Selon dernières conclusions d’incident notifiées par le RPVA le 16 mai 2025, Monsieur et Madame [M] maintiennent leurs demandes en élargissant leur demande de jonction à l’instance n° RG 24/00197 et sollicitent le débouté du [Adresse 17] LE NINA » et Monsieur [V] [R] de l’ensemble de leurs demandes, fins et conclusions plus amples ou contraires.
Monsieur et Madame [M] estiment qu’il est dans l’intérêt d’une bonne administration de la justice de procéder à la jonction des instances n° RG 23/00710, 23/02130 et 24/00197 puisqu’elles recoupent les mêmes parties et traitent des mêmes sujets de sorte qu’il existe un lien entre elles.
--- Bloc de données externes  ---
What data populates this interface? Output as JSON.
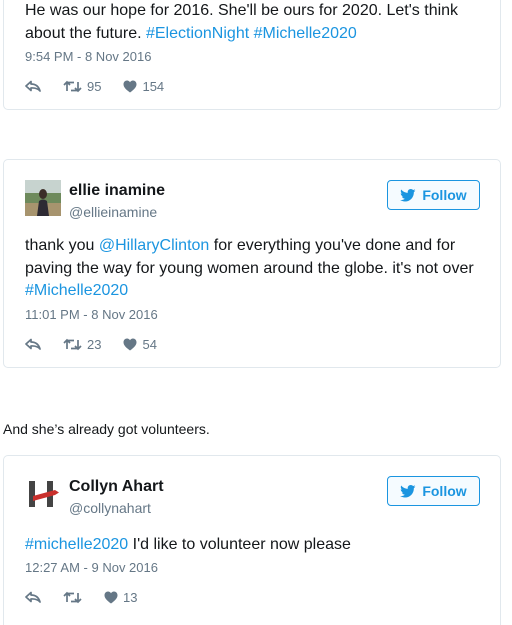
{
  "tweets": [
    {
      "text_parts": [
        {
          "text": "He was our hope for 2016. She'll be ours for 2020. Let's think about the future. "
        },
        {
          "text": "#ElectionNight",
          "link": true
        },
        {
          "text": " "
        },
        {
          "text": "#Michelle2020",
          "link": true
        }
      ],
      "timestamp": "9:54 PM - 8 Nov 2016",
      "retweets": "95",
      "likes": "154"
    },
    {
      "name": "ellie inamine",
      "handle": "@ellieinamine",
      "follow_label": "Follow",
      "text_parts": [
        {
          "text": "thank you "
        },
        {
          "text": "@HillaryClinton",
          "link": true
        },
        {
          "text": " for everything you've done and for paving the way for young women around the globe. it's not over "
        },
        {
          "text": "#Michelle2020",
          "link": true
        }
      ],
      "timestamp": "11:01 PM - 8 Nov 2016",
      "retweets": "23",
      "likes": "54"
    },
    {
      "name": "Collyn Ahart",
      "handle": "@collynahart",
      "follow_label": "Follow",
      "text_parts": [
        {
          "text": "#michelle2020",
          "link": true
        },
        {
          "text": " I'd like to volunteer now please"
        }
      ],
      "timestamp": "12:27 AM - 9 Nov 2016",
      "retweets": "",
      "likes": "13"
    }
  ],
  "caption": "And she’s already got volunteers.",
  "colors": {
    "link": "#1b95e0",
    "meta": "#657786",
    "border": "#e1e8ed"
  },
  "icons": [
    "reply-icon",
    "retweet-icon",
    "heart-icon",
    "twitter-bird-icon"
  ]
}
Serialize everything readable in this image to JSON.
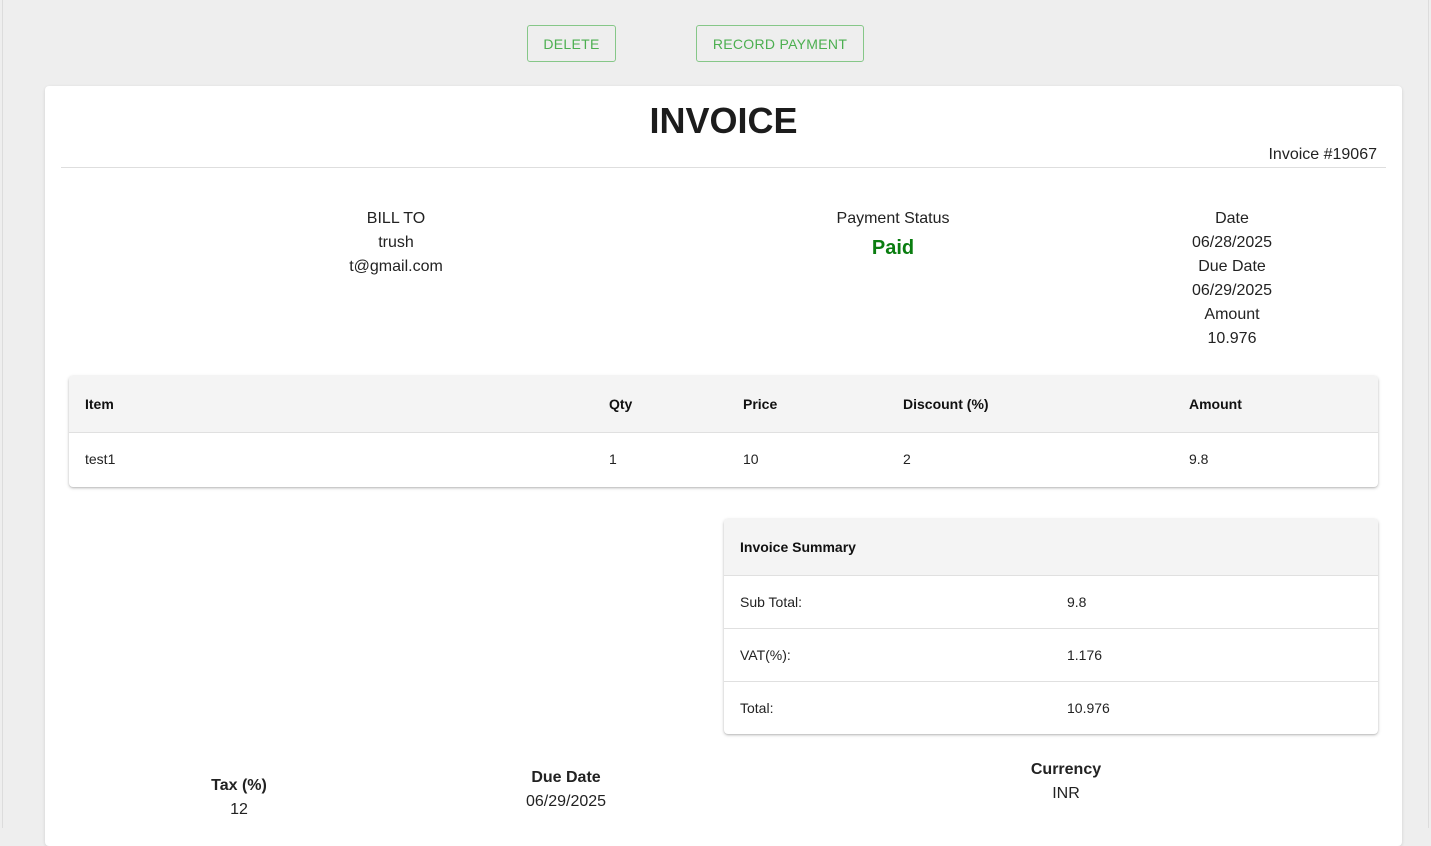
{
  "toolbar": {
    "delete_label": "DELETE",
    "record_payment_label": "RECORD PAYMENT",
    "accent_color": "#4caf50"
  },
  "invoice": {
    "title": "INVOICE",
    "number": "Invoice #19067",
    "bill_to": {
      "heading": "BILL TO",
      "name": "trush",
      "email": "t@gmail.com"
    },
    "payment_status": {
      "heading": "Payment Status",
      "value": "Paid",
      "color": "#0a7d10"
    },
    "dates": {
      "date_label": "Date",
      "date_value": "06/28/2025",
      "due_label": "Due Date",
      "due_value": "06/29/2025",
      "amount_label": "Amount",
      "amount_value": "10.976"
    }
  },
  "items_table": {
    "headers": [
      "Item",
      "Qty",
      "Price",
      "Discount (%)",
      "Amount"
    ],
    "rows": [
      [
        "test1",
        "1",
        "10",
        "2",
        "9.8"
      ]
    ]
  },
  "summary": {
    "heading": "Invoice Summary",
    "rows": [
      {
        "label": "Sub Total:",
        "value": "9.8"
      },
      {
        "label": "VAT(%):",
        "value": "1.176"
      },
      {
        "label": "Total:",
        "value": "10.976"
      }
    ]
  },
  "footer": {
    "tax_label": "Tax (%)",
    "tax_value": "12",
    "due_label": "Due Date",
    "due_value": "06/29/2025",
    "currency_label": "Currency",
    "currency_value": "INR"
  }
}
Au soutien de leur demande de communication de pièces, ils expliquent que par application des articles 18, 18-1 et 21 de la loi du 10 juillet 1965, les copropriétaires disposent d’un droit de regard sur certains documents. Or, ils relèvent que seul un certain nombre de ces documents leur a été communiqué. Ils ajoutent que le syndic bénévole les a informés que les documents étaient consultables au moins un jour ouvré sur rendez-vous et qu’ils ont, dans ces circonstances, proposé une date, qui a été refusée. Ils disent qu’aucune date ultérieure ne leur a été proposée.
Ils soutiennent enfin, au visa de l’article 18 de la loi du 10 juillet 1965, être fondés à solliciter la résolution du mandat de syndic bénévole. Ils disent ne pas être tiers au mandat confié à Monsieur [V] [R] puisqu’ils sont copropriétaires de la Résidence « LE NINA ».
Au fond, ils exposent que Monsieur [V] [R] est le principal débiteur du Syndicat des copropriétaires de la Résidence « LE NINA » et qu’il ne peut dès lors agir dans l’intérêt de ce dernier.
Selon dernières conclusions d’incident notifiées par le RPVA le 15 mai 2025, le [Adresse 17] [Adresse 7] NINA » et Monsieur [V] [R], es qualité de syndic bénévole, demandent au juge de la mise en état, vu les articles 32 et 122 du code de procédure civile, l’article 18-1 de la loi du 10 juillet 1965 et les articles 9.1 et 33 du décret du 19 mars 1967, de :
— Débouter Monsieur et Madame [M] de leur demande de jonction et de leur demande de communication de documents sous astreinte,
— Juger irrecevable la demande de Monsieur et Madame [M] tendant à voir prononcer la résolution du mandat de syndic entre Monsieur [R] et le [Adresse 17] [Adresse 7] NINA »,
— Condamner Monsieur et Madame [M] à verser à Monsieur [R] d’une part et au Syndicat des copropriétaires d’autre part, la somme de 2.000 € sur le fondement de l’article 700 du Code de Procédure Civile,
— Condamner Monsieur et Madame [M] en tous les dépens.
Le [Adresse 17] [Adresse 7] NINA » et Monsieur [V] [R] s’opposent à la jonction des instances n° RG 23/00710, 23/02130 et 24/00197 sollicitée par les époux [M] puisque les assemblées générales sont distinctes les unes des autres.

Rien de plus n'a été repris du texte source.